Le commerce, après l'échec de l'Association des commerçants barundis, est toujours
dominé par des étrangers (Belges, Grecs, Pakistanais, Rwandais) qui spéculent sur les
prix des denrées de première nécessité, et font partir leurs devises. Le salaire moyen
d'un fonctionnaire (environ 600 FF), bien que quatre ou cinq fois supérieur à celui
d'un ouvrier, est resté stable de 1963 à 1976. Certains ont été tentés par les
compensations proposées par ces milieux d'affaires. Trop de faux problèmes ont
empêché ce pays, un des vingt-cinq les plus pauvres du monde, de penser réellement à
son développement, c'est-à-dire à ses paysans en tant que tels.
Un style justicialiste
Ces données aident à comprendre les thèmes développés par le colonel Bagaza dans sa
proclamation du 2 novembre. Il y dénonce un pouvoir fondé sur l'intrigue, la
corruption et la « fête permanente », l'étouffement et la folklorisation du parti
(notamment dans la préparation du congrès prévu pour le 14 novembre par l'ancien
régime), l'absence de cohésion gouvernementale et l'incohérence économique, la
croissance d'une classe bourgeoise composée d'éléments nationaux et étrangers vivant
de la spéculation et de la corruption aux dépens des paysans et des ouvriers. Il
conclut : « Après dix ans de pouvoir sans partage, tout est à faire ou à refaire. »

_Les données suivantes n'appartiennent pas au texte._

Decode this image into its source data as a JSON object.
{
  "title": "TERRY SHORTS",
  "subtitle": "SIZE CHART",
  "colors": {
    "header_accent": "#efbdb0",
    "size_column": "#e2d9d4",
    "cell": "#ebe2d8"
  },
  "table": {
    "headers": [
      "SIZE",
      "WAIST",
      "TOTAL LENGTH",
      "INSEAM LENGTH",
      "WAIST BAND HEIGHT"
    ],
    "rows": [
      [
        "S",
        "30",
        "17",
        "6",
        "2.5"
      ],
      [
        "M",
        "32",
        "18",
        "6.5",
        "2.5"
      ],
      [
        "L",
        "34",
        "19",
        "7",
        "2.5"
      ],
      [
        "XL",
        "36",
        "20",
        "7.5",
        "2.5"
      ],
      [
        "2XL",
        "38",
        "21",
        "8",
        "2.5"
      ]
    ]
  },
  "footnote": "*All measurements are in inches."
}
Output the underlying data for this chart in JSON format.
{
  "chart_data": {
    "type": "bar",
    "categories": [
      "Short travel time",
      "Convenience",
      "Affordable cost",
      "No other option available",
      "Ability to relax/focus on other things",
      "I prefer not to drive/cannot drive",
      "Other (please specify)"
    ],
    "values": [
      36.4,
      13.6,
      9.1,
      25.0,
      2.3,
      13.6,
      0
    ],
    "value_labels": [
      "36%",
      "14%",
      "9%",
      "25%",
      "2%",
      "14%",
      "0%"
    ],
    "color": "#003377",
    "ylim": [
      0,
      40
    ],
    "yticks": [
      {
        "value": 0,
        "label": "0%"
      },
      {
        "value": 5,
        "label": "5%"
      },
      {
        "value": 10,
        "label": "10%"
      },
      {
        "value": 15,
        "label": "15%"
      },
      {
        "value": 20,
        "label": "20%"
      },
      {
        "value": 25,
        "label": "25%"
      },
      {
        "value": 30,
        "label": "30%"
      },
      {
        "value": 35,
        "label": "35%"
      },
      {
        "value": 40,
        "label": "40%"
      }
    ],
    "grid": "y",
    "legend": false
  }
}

Seule la politique extérieure reste intangible : bon voisinage (ce qui signifie la
poursuite de la Communauté économique des Grands Lacs, structurée en septembre
dernier à Gisenyi avec le Rwanda et le Zaïre), neutralisme et aide aux peuples
opprimés (le Burundi a été un des premiers à reconnaître le M.P.L.A. en 1975 et le
gouvernement Sahraoui en 1976).
On retrouve dans ce discours de style justicialiste des échos des analyses des milieux
intellectuels, par exemple celles du Cercle des étudiants barundis en Belgique qui
rassemble des Hutus et des Tutsis (2). Les premières interprétations visant à classer
les auteurs du coup d'Etat dans tel pu tel clan régionaliste se sont révélées fausses. Le
nouveau chef de l'Etat est d'ailleurs de la même commune que l'ancien (celle de
Rutovu) et, surtout, les officiers du C.S.R. comme ceux du comité exécutif sont de
toutes les provinces. La même volonté d'ouverture s'observe dans le gouvernement
(dont quatre membres sont hutus). Le choix des portefeuilles attribués aux ministres
militaires (Nzambimana, Ruhwikira, Bandusha et Kayibigi) : plan, information, santé
et agriculture, laisse penser que l'accent sera mis désormais sur les problèmes
économiques et sociaux, notamment dans les campagnes (deux secrétaires d'Etat sont
adjoints au ministre de l'agriculture).
Certes, il faut attendre les actes. Le régime ne résoudra pas aisément des problèmes
sociaux qui se posent à toute l'Afrique et il n'effacera pas sans difficulté le fossé creusé
par les morts de 1972. Mais pour rompre précisément avec cette aliénation et avec la
perspective sans issue de massacres en série, il sera tenu de mener une politique
sociale et de dialogue avec les masses rurales. Les quinze années précédentes ont été
une dure leçon pour le Burundi et le Rwanda (où le régime a changé aussi depuis
1973), en révélant aux élites de ces deux pays qu'on ne peut plus se contenter de parler
abstraitement (ou racialement) du « peuple » si on songe à le faire réellement
progresser.
(1) Cf. Bernard Aupens, « La nation survivra-t-elle aux massacres successifs ? », dans Le
Monde diplomatique de juin 1972.
(2) Voir son bulletin L'Etudiant patriote de mai 1976. Autres ouvrages à consulter sur le
Burundi : « Le Burundi », Notes et études documentaires, 17 février 1967 ; « Burundi et
Rwanda, 1972-1974 », Universalia, 1975, pages 182-184 ; « Eglise et Etat au Burundi »,
Cultures et Développement, 1975, I, pages 3-32.